J’en ai maintenant la conviction : l’hospitalité dont j’ai fait l’expérience à Pampala n’était ni un simple geste de gentillesse ni une tradition sortie de nulle part, mais l’expression d’un code moral ancestral, enraciné dans la Charte du Mandé, qui fait de l’accueil de l’étranger une obligation sacrée. En m’ouvrant son village, le chef dozo ne faisait pas que m’honorer : il incarnait, à sa manière, un pilier de civilisation mandingue vieux de huit siècles !
Tout se bouscule. Ce que je tiens pour acquis sur la démocratie et les droits humains, ces valeurs ‘révolutionnaires’ dont l’Occident s’attribue la paternité pour éclairer le monde, se fissure. Des sociétés africaines ont inventé leurs propres formes d’humanisme, adaptées à leurs contextes, bien avant la colonisation et les Nations unies, avec des mécanismes de justice, de régulation sociale, et d’égalité.
Les règles de la Charte du Mandé de 1236, celles de la Déclaration des droits de l’homme et du citoyen de 1789 et celles de la Déclaration universelle des droits de l’homme de 1948… toutes trois énoncées à l’issue de batailles sanglantes. Mais aussi les lois confucéennes, les codes de vie des peuples amérindiens ou les enseignements bouddhistes…
Comment des principes de sagesse en apparence universels – respect de la vie, justice, équilibre social, limitation du pouvoir, égalité et dignité humaine – ont-ils pu émerger au fil des siècles au sein de sociétés sans contact direct les unes avec les autres ? Sous le vernis de nos différences culturelles évidentes, des principes fondamentaux se manifestent spontanément, partout et à toute époque, apparemment portés par un seul et simple besoin : la nécessité de vivre ensemble.
L’arme à gauche
Magie de la technologie, je crois avoir retrouvé Pampala sur Internet, un village qui ne figure encore sur aucune carte mais dont on peut apercevoir les contours depuis… l’espace. Une piste s’étire maintenant jusqu’à ses portes. Les toits de chaume ont fait place à la tôle ondulée, surmontée peut-être par quelques panneaux solaires apportant l’électricité et, avec elle, le smartphone, Internet et les valeurs qui l’accompagnent.
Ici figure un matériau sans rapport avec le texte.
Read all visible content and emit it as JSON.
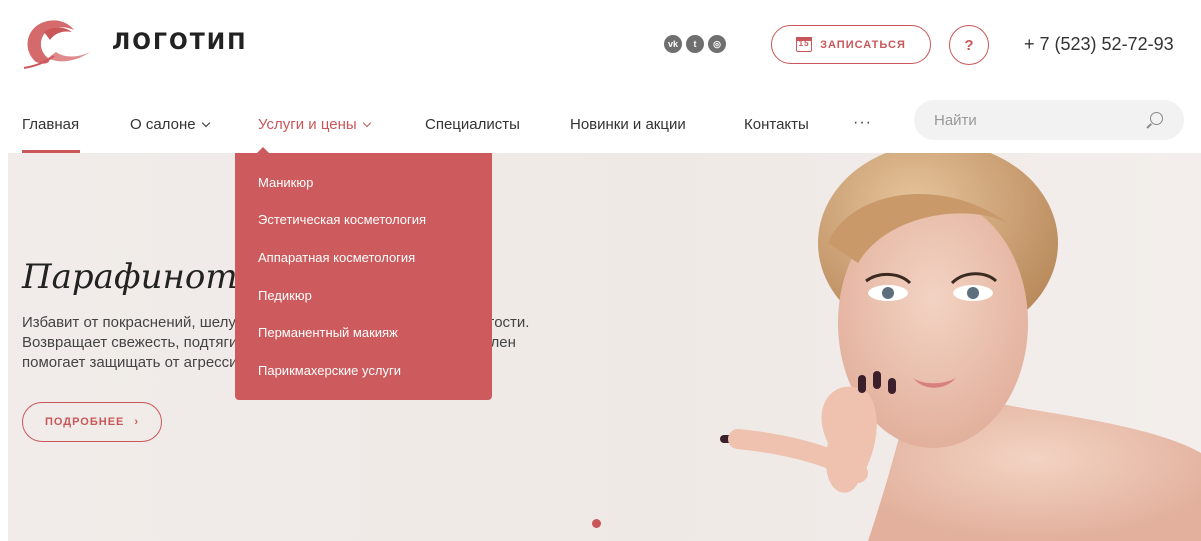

Il y a longtemps probablement, son vieux chef et chasseur a passé l’arme à gauche et rejoint le monde des ancêtres. Depuis le monde invisible, celui auquel il a cru toute sa vie, il a peut-être la satisfaction d’avoir encouragé un toubab, grâce à une petite chèvre, à reconsidérer une partie de ses aprioris sur l’Afrique et les peuples longtemps qualifiés de ‘primitifs’. Mais ce qu’il incarnait lui a-t-il survécu ?
En quelques clics, mon envie de répondre aux préjugés négatifs sur l’Afrique par un autre cliché, celui de voir dans la Charte du Mandé une sagesse supérieure, parce qu’antérieure à celle des Européens, fait long feu. J’apprends que les chasseurs qui lui ont succédé dans la région ont pris part à des razzias sanglantes contre des villages peuls soupçonnés de s’allier aux djihadistes qui terrorisent cette partie du Sahel. Et cette violence n’est pas nouvelle : l’histoire des Dozos est marquée par les rivalités, les conflits armés et les systèmes de domination. Comme pour tous les peuples, leur société est complexe, très loin de la vision simpliste et rassurante du « bon sauvage », ce mythe popularisé par les philosophes des Lumières d’un homme fondamentalement pur et vertueux… tant qu’il reste à l’abri des prétendus vices de la civilisation moderne.
Certes, tout semble m’éloigner du chef de Pampala. Pourtant, au-delà de ce qui nous sépare, quelque chose me relie à ce vieil analphabète drôlement vêtu qui m’a accueilli simplement, à cœur ouvert. Un homme de la brousse aux antipodes de mes repères quotidiens, mais avec qui j’ai l’essentiel en partage. Cet homme, ni meilleur ni pire que moi, est mon frère.